The year on year Food and Non-Alcoholic Beverages inflation prone to transitory shocks stood at 42.71% whilst the Non-Food inflation rate was 25.40%. Transitory shock in economics is shock whose effects gradually die out. It should be noted that food inflation carries a 31.98% weight on the total CPI basket.

Month on month inflation

According to Zimstat, the month on month inflation rate was 9.20%, a decrease of 7.24% on the October 2018 rate of 16.44%. What this means is that prices measured by the all item CPI increased by an average rate of 9.20% from October 2018 to November 2018. In addition, the month on month Food and Non-Alcoholic Beverages inflation rate stood at 14.53% in November 2018 shedding 5.59 percentage points on the October 2018 rate of 20.12%. The month on month on Non-Food inflation rate was at 6.50% shedding 8.1 percentage points on the October 2018 rate of 14.66%.

Causes of inflation

The shortage of foreign currency leading to speculative tendencies has been identified as one of the causes of inflation.
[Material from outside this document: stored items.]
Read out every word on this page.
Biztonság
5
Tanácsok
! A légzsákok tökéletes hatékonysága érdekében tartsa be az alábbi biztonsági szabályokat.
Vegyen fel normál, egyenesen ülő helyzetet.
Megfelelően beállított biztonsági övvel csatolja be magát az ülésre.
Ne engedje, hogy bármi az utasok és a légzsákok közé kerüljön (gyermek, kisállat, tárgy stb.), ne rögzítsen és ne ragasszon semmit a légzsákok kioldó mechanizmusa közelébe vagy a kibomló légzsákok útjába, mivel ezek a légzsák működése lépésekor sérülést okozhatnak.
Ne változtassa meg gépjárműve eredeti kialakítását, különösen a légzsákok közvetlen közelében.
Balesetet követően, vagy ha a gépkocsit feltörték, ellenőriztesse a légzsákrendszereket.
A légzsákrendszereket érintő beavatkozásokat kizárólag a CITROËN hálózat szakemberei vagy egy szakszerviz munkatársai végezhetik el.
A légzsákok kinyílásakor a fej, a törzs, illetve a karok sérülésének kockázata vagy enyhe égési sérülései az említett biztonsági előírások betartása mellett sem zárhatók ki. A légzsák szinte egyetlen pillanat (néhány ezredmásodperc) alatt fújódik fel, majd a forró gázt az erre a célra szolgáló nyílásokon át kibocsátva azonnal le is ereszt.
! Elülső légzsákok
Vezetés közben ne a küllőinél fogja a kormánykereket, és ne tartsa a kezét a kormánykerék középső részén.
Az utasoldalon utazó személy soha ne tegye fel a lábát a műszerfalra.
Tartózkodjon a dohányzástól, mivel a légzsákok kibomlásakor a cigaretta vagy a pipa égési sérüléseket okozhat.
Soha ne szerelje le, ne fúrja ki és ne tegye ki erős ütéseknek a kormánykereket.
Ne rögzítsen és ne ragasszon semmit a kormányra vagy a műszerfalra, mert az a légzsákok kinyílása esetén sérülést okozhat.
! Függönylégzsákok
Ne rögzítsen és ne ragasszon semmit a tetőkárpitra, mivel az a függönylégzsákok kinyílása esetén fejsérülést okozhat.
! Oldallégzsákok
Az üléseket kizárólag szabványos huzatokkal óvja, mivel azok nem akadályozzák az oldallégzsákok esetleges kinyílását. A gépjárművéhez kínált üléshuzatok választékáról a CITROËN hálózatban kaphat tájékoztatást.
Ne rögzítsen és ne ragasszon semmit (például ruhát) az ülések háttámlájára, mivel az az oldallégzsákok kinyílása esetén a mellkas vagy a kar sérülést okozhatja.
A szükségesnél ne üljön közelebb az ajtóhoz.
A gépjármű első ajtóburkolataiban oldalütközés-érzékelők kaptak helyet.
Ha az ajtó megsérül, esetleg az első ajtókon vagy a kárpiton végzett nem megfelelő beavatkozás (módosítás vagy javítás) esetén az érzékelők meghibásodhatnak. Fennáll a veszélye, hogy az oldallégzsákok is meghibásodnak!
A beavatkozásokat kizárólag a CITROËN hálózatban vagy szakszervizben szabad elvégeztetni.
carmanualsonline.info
Furthermore, the proliferation of the parallel (black) market also contributes to the rise in inflation rates. The value placed on local money (bond and RTGS) by the parallel market has continually declined. In the retail and other sectors, scarcity of basic commodities caused by declining supply has pushed prices up. Also, as unscrupulous business people take advantage of pricing distortions in the market, inflation shoots up the roof.

Government’s response

In the face of the above figures, government is putting on a brave face. Minister of Finance and Economic Development Professor Mthuli Ncube is still optimistic that measures announced under the Transitional Stabilisation Programme (TSP) will deal with inflationary pressures in the long term. “We are confident of growth indicators and it is just a matter of time before all can be restored to glory days,” he said referring to the 3.1% projected growth rate for 2019. In other words, the good signs may not be visible immediately. Things will get better in the long term.

The inflation trajectory is worrisome. While government believes that the solutions to the problem are already at play, the average man on the street needs to start seeing the results sooner rather than later.